Where were you during The Dismissal?
WHERE were you when Gough Whitlam's Labor Government was dismissed?
I was attending Ainslie Primary in Canberra.
I have this vague recollection of a teacher rushing into the classroom and telling us the government had been sacked.
It wasn't until I got home later that night and gathered around the family TV that I began to take in the full enormity of what happened.
I am not sure it meant much to me, but it had a big impact on my father, who had rushed from his office in Canberra's CBD to be at Parliament House for the delivery of THAT famous speech by Whitlam.
Gathered on the steps of Old Parliament House was a rag tag bunch of people including comedian Norman Gunston.

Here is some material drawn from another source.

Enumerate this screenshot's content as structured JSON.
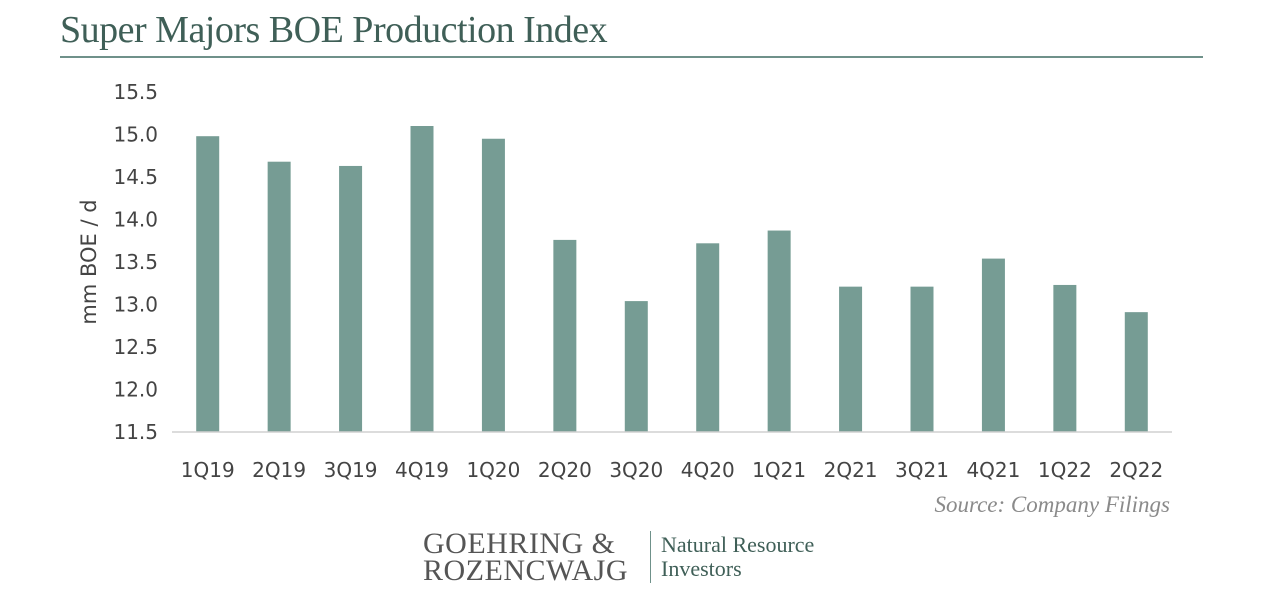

Revolution was in the air. And there were boos as first the Governor's General's proclamation was delivered and then wild cheers as Whitlam launched into his 'well may we say god save the queen....' speech.
My father didn't really have a reason to be there. He felt shocked by what had happened enough to go and see for himself as events unfolded.
It must have been upsetting and caused a lot of uncertainty as a coup had never happened in Australia before.
The Dismissal, as it has become known, has had so publicity it is hard to separate fact from fiction.
It makes today's leadership tussles pale in comparison.
Rudd and Abbott were both knifed in the back by their own party, not by the governor general and opposition leader working in cahoots.